Die Wahrscheinlichkeit, im Laufe der einjährigen Behandlung einen MS-Schub zu erleiden, war bei den Patienten, die Alemtuzumab erhielten, um mindestens 75 Prozent geringer als bei denjenigen, die mit Interferon beta-1a behandelt wurden. Bei Patienten, die mit Alemtuzumab behandelt wurden, war auch das Risiko eines Fortschreitens der klinisch relevanten Behinderung um mehr als 60 Prozent niedriger (p < 0,05) als bei den mit Interferon beta-1a behandelten Patienten.
Ein Todesfall
Diese guten Wirkungen wurden allerdings teuer erkauft: Zwei Patienten, die mit hoch dosiertem Alemtuzumab und ein Patient, der mit niedrig dosiertem Alemtuzumab behandelt worden waren, bekamen eine idiopathische thrombozytopenische Purpura. Dabei nimmt die Thrombozytenzahl stark ab, was eine abnorme Blutungsneigung nach sich ziehen kann. Ein Patient starb, die zwei anderen Patienten sprachen auf die entsprechende Behandlung an. Weniger schwerwiegende Nebenwirkungen waren infusionsbedingte Reaktionen bei den Patienten unter Alemtuzumab und grippeartige Symptome bei den Patienten unter Interferon beta-1a.
Die Unternehmen haben jetzt zusätzliche Sicherheitsvorkehrungen getroffen. Diese bestehen unter anderem in einer engmaschigeren Überwachung des Blutbildes bei allen Patienten und der Aufklärung der Patienten über die Zeichen und Symptome der idiopathischen thrombozytopenischen Purpura.

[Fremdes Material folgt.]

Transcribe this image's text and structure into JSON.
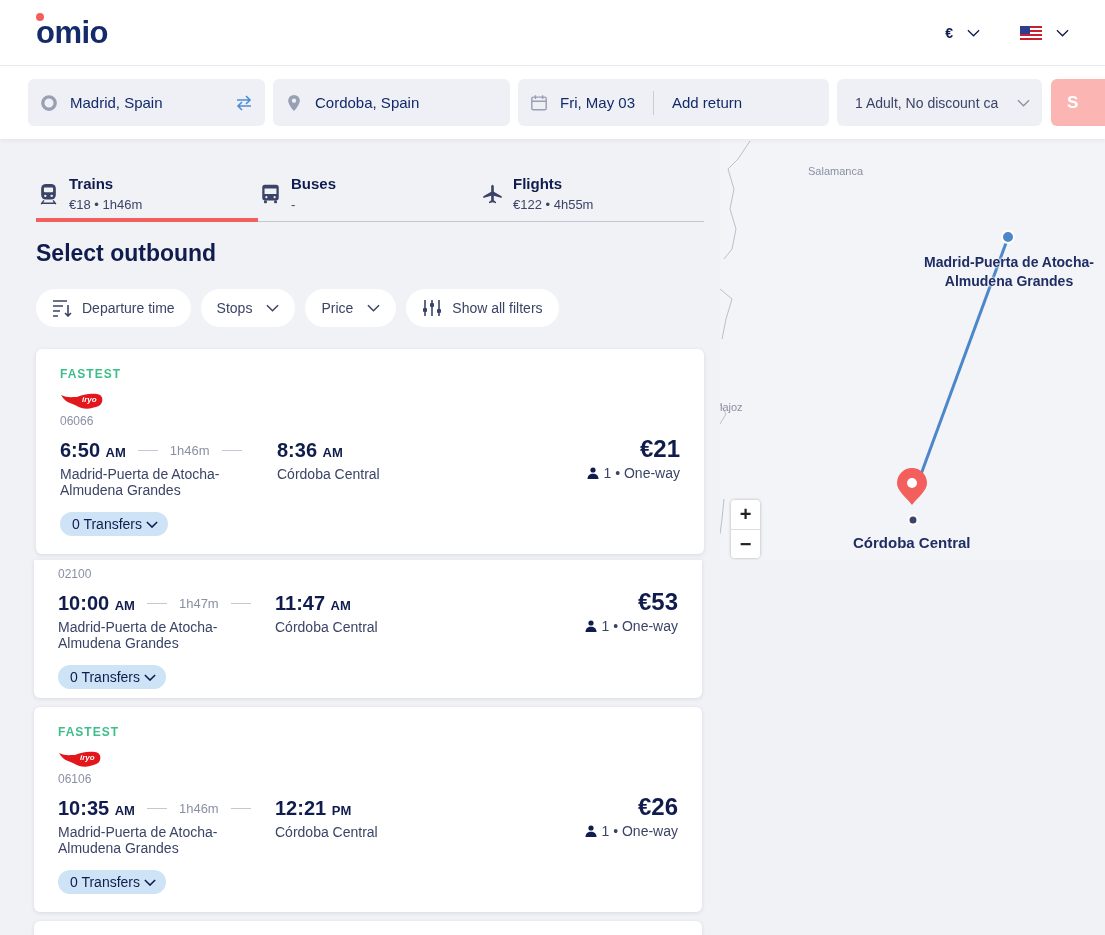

Fast alle in der Studie mit Alemtuzumab behandelten Patienten haben bereits die Dosis für das zweite Jahr erhalten. In den kommenden Monaten werden Schering und Genzyme untersuchen, ob die vorgesehene dritte Dosis notwendig ist und wann sie gegebenenfalls verabreicht werden soll. Da unter der hohen Dosis kein Wirksamkeitsvorteil im Vergleich zu der niedrigen Dosierung erkennbar war, werden die Unternehmen diese Dosierungsstufe nicht mehr verwenden.